Take vocabulary. The e-rater might not be able to understand the words, but it can check their frequency. If an essay question is about the dangers of modern technology, then the essays that human graders gave 6’s to probably had vocabulary about technology – “artificial intelligence” and “nanotechnology” and “the singularity.” When the e-rater takes on new essays, it’ll guess a higher grade for an essay with lots of technology words than for one with, say, lots of words about cheese.
It could be wrong – maybe the writer came up with a brilliant cheese analogy that perfectly captures the risks and rewards of advancing technology – but in general, if the question is about technology, the answer will have techy words in it.
The e-rater doesn’t look only at vocabulary. It runs a whole slew of algorithms.*** It looks at syntactic structures — many clauses per sentence score higher, all simple sentences score lower. It checks for words that suggest the writer is developing an idea — “on the other hand,” “furthermore.” And it does more complicated things, like check the frequency of every pair of words. Pairs that are dramatically infrequent might be grammar errors.
It’s definitely not smart yet, but it’s out there swinging. And it’s expanding in scope. A version of the e-rater is starting to be used in online courses, where the professor might have thousands of students and can’t possibly grade all the essays by hand. In this case, the e-rater isn’t checking itself against GRE graders. It scans essays graded by the professor and tries to figure out what grades this particular person connects to certain features.
So where does the path of the e-rater lead? Maybe somewhere great. Assuming (and it’s quite the assumption) that the e-rater reaches artificial superintelligence, everything depends on its programming. Maybe the online-course version has something like “facilitate human communication” at its core. It could read and absorb enormous amounts of writing, across genres, and help people express themselves clearly and beautifully. Or it could skip the “writing” bit altogether and get to work on telepathic technology. Rad.
But as with all AI scenarios, it could lead to a hellscape. What if the programming is stricter? “Evaluate GRE essays as a human grader would, and improve your ability to do so.” This is still better than some AI scenarios, because at least the e-rater clearly needs humans around to fulfill its goals, instead of mining us for carbon or something. But it only needs us to write essays. Trapped at our desks, kept alive by the machine, writing essay after essay. Forever.
But it’s not impossible.
The Language Nerd
*I swear, this is all I use Siri for, and I love her for it.
**In theory. Whether the GRE accurately measures grad-school-readiness is a question beyond the scope of this post (or the e-rater).
***What’s the collective noun for “algorithms”? An exaltation?

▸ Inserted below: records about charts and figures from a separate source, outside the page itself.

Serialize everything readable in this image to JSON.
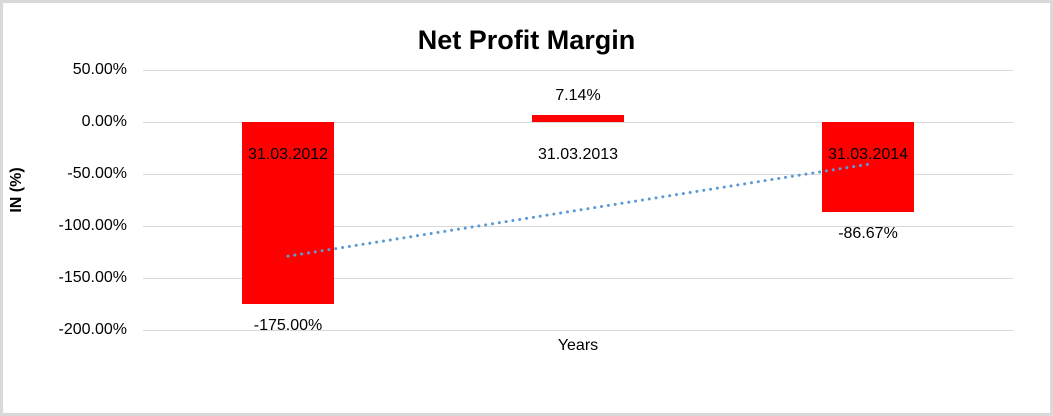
{
  "chart_data": {
    "type": "bar",
    "title": "Net Profit Margin",
    "xlabel": "Years",
    "ylabel": "IN (%)",
    "categories": [
      "31.03.2012",
      "31.03.2013",
      "31.03.2014"
    ],
    "values": [
      -175.0,
      7.14,
      -86.67
    ],
    "data_labels": [
      "-175.00%",
      "7.14%",
      "-86.67%"
    ],
    "ylim": [
      -200,
      50
    ],
    "yticks": [
      50,
      0,
      -50,
      -100,
      -150,
      -200
    ],
    "ytick_labels": [
      "50.00%",
      "0.00%",
      "-50.00%",
      "-100.00%",
      "-150.00%",
      "-200.00%"
    ],
    "grid": true,
    "legend": false,
    "bar_color": "#ff0000",
    "gridline_color": "#d9d9d9",
    "frame_border_color": "#d9d9d9",
    "trendline": {
      "type": "linear",
      "style": "dotted",
      "color": "#5b9bd5"
    }
  }
}
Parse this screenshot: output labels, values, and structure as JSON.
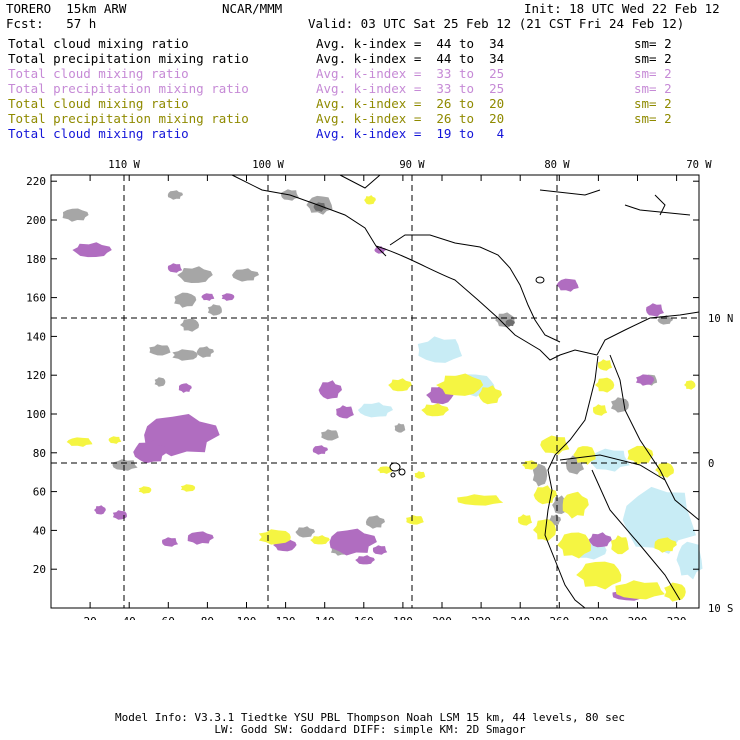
{
  "header": {
    "model": "TORERO  15km ARW",
    "org": "NCAR/MMM",
    "init": "Init: 18 UTC Wed 22 Feb 12",
    "fcst": "Fcst:   57 h",
    "valid": "Valid: 03 UTC Sat 25 Feb 12 (21 CST Fri 24 Feb 12)"
  },
  "legend_rows": [
    {
      "field": "Total cloud mixing ratio",
      "kindex": "Avg. k-index =  44 to  34",
      "sm": "sm= 2",
      "color": "#000000"
    },
    {
      "field": "Total precipitation mixing ratio",
      "kindex": "Avg. k-index =  44 to  34",
      "sm": "sm= 2",
      "color": "#000000"
    },
    {
      "field": "Total cloud mixing ratio",
      "kindex": "Avg. k-index =  33 to  25",
      "sm": "sm= 2",
      "color": "#c68ad6"
    },
    {
      "field": "Total precipitation mixing ratio",
      "kindex": "Avg. k-index =  33 to  25",
      "sm": "sm= 2",
      "color": "#c68ad6"
    },
    {
      "field": "Total cloud mixing ratio",
      "kindex": "Avg. k-index =  26 to  20",
      "sm": "sm= 2",
      "color": "#8f8a00"
    },
    {
      "field": "Total precipitation mixing ratio",
      "kindex": "Avg. k-index =  26 to  20",
      "sm": "sm= 2",
      "color": "#8f8a00"
    },
    {
      "field": "Total cloud mixing ratio",
      "kindex": "Avg. k-index =  19 to   4",
      "sm": "",
      "color": "#1414d8"
    }
  ],
  "map": {
    "lon_labels": [
      "110 W",
      "100 W",
      "90 W",
      "80 W",
      "70 W"
    ],
    "lat_labels": [
      "10 N",
      "0",
      "10 S"
    ],
    "y_grid_ticks": [
      "220",
      "200",
      "180",
      "160",
      "140",
      "120",
      "100",
      "80",
      "60",
      "40",
      "20"
    ],
    "x_grid_ticks": [
      "20",
      "40",
      "60",
      "80",
      "100",
      "120",
      "140",
      "160",
      "180",
      "200",
      "220",
      "240",
      "260",
      "280",
      "300",
      "320"
    ],
    "colors": {
      "gray": "#a6a6a6",
      "darkgray": "#6e6e6e",
      "violet": "#b06dc0",
      "yellow": "#f5f542",
      "lightblue": "#c8ecf5",
      "coast": "#000000"
    }
  },
  "footer": {
    "line1": "Model Info: V3.3.1   Tiedtke YSU PBL  Thompson    Noah LSM  15 km,   44 levels,   80 sec",
    "line2": "LW: Godd SW: Goddard DIFF: simple KM: 2D Smagor"
  }
}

Got a language question? Ask the Language Nerd! firstname.lastname@example.org
Twitter @AskTheLeague / facebook.com/asktheleagueofnerds
One of the fun bits of researching this, which I didn’t get into in the post, was reading about Les Perelman, an MIT professor who hates standardized test essays altogether, whether graded by human or machine, and who is the absolute champion of getting e-rater to give a high score to total bullshit.
I went with this question because it’s relevant to me at the mo – I’m taking the GRE tomorrow. Reading about how AI could bring about humanity’s immortality or extinction in the near future kinda puts the test into perspective. But wish me luck anyway, y’all.